Analysts speculated that the proposals would mean closing Drax’s remaining coal plants two years earlier than planned. Shares in the FTSE 250 company have halved this year since the Government said it was slashing green energy subsidies, reversing pledges made by the Coalition.

The company, which runs the coal and biomass-fired Drax power station in North Yorkshire, had already been shifting its business to biomass, but the Government appears to be against supporting its renewable energy push.Drax pulled out of a £1bn carbon-capture project in September because of the subsidy cuts.
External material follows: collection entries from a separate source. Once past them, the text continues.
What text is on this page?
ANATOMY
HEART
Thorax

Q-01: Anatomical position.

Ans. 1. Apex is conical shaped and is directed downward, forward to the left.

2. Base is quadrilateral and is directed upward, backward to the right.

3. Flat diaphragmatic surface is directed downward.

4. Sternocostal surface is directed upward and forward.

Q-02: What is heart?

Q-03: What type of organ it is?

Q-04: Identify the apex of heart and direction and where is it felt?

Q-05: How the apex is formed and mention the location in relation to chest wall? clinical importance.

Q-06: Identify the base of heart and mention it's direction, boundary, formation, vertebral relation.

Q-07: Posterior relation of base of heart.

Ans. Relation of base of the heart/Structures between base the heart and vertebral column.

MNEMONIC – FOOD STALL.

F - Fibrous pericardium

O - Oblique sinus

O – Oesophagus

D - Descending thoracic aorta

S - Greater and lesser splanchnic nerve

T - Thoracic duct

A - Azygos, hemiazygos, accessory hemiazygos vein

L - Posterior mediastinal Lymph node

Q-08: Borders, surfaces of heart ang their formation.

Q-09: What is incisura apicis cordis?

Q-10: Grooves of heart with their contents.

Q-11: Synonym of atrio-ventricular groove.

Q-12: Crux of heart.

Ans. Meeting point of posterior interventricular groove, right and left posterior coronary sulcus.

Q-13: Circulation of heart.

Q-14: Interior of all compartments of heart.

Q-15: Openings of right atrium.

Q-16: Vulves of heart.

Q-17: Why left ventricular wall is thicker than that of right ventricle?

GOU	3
On the wider market, rallying miners helped the FTSE 100 to climb by 10.21 points to 6,278.97, offsetting more weakness in tourism stocks caused by fears of more terror attacks.

Antofagasta rose 27.6p to 500p after Goldman Sachs took a shine to the Chilean copper miner, upgrading it from “sell” to “neutral”, while Glencore rose by 4.48p to 93.31p amid hopes that it can find a buyer for its agricultural business as the commodities trader-cum-miner continues its asset sell-off to pay down debt.

The British Airways and Iberia owner IAG fell 18.5p to 573p as investors continued to dump tourism-related stocks, with EasyJet losing 16p to close at 1,694p.

InterContinental Hotels, which owns the Holiday Inn and Crowne Plaza brands, fell 35p to 2,465p for the same reason, as did cruise ship operator Carnival, which sank 48p to 3,400p.

Gambling software group Playtech fell 12.5p to 861.5p as watchdogs delayed a decision on its £460m takeover of online trading firm Plus500 until next month. The terms of the tie-up state that if a deal is not done by the end of the year, it may be terminated. Plus500 fell 0.5p to 356p.

The oil firm Soco International fell 28.75p, or 16 per cent, to 149.25p after it said production at its H5 wellhead platform at the Te Giac Trang field in Vietnam was below expectations.